Schmidt, the executive chairman (and former chief operating officer) of
Google, and Mr. Cohen, a foreign-relations expert and director of Google
Ideas, is meant to explore the ways in which technology and diplomacy
will intersect. “There is a canyon dividing people who understand
technology and people charged with addressing the world’s toughest
geopolitical issues, Power monitor and no one has built a bridge,” they write.
The
most frightening and important sections deal with the futures of war
and terrorism, and it is here that the authors sound most assured. Until
now, they point out, it has been relatively easy to use scare tactics
and Web charisma to mobilize acolytes. But a new accountability is
coming, and a wired, well-informed public will be able to tell the
difference between stardom and wisdom. “The consequence of having more
citizens informed and connected is that they’ll be as critical and
discerning about rebels as they are about the government,” the authors
write.
This book articulates why any leaders, whether legitimate,
revolutionary, self-styled or tyrannical, will need much more elaborate
planning skills than they ever had before. “States will long for the
days when they only had to think about foreign and domestic policies in
the physical world,” it grimly says. Future political visionaries will
have to devise policies for both the real and virtual worlds, and those
policies will not necessarily be consistent with each other.
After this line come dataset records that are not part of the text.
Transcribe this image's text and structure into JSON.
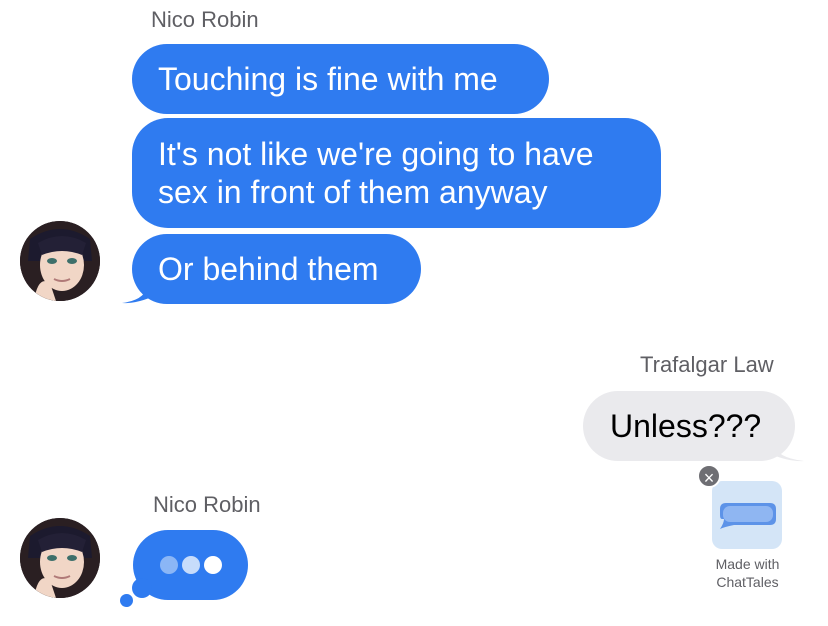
{
  "conversation": {
    "group1": {
      "sender": "Nico Robin",
      "messages": [
        "Touching is fine with me",
        "It's not like we're going to have",
        "sex in front of them anyway",
        "Or behind them"
      ]
    },
    "group2": {
      "sender": "Trafalgar Law",
      "message": "Unless???"
    },
    "group3": {
      "sender": "Nico Robin",
      "typing": true
    }
  },
  "badge": {
    "line1": "Made with",
    "line2": "ChatTales"
  },
  "colors": {
    "outgoing_bubble": "#2f7bf0",
    "incoming_bubble": "#eaeaed",
    "sender_text": "#5f5f64"
  },
  "icons": [
    "avatar-nico-robin",
    "close-icon",
    "chat-bubble-icon"
  ]
}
There is
already much evidence for the authors’ claim that cyberwarfare and drone
strikes are apt to overshadow traditional combat — although technology
may yield military uniforms that can generate sounds, camouflage
themselves and even self-destruct rather than wind up in enemy hands.
Despite
dry, dense prose and occasional weird misfires (will it be joyous or
heartbreaking to watch holographic home movies, to have the dead visit
your living room?), “The New Digital Age” throws off many worthwhile
provocations.
Some are pop-cultural: It’s no longer true, the
authors argue, that everyone will be famous for 15 minutes (per Andy
Warhol). Thanks to the unforgiving nature of the Internet, everyone will
be famous forever. “It’s only a question,” they say, “of how many
people are paying attention, and why.”
Some are global: Making
frequent swipes at China (the authors agree with certain experts “that
China’s future will not be bright”), this book handicaps the prospects
of both rebellion and suppression as if the fate of the world might
depend on these things — because it might.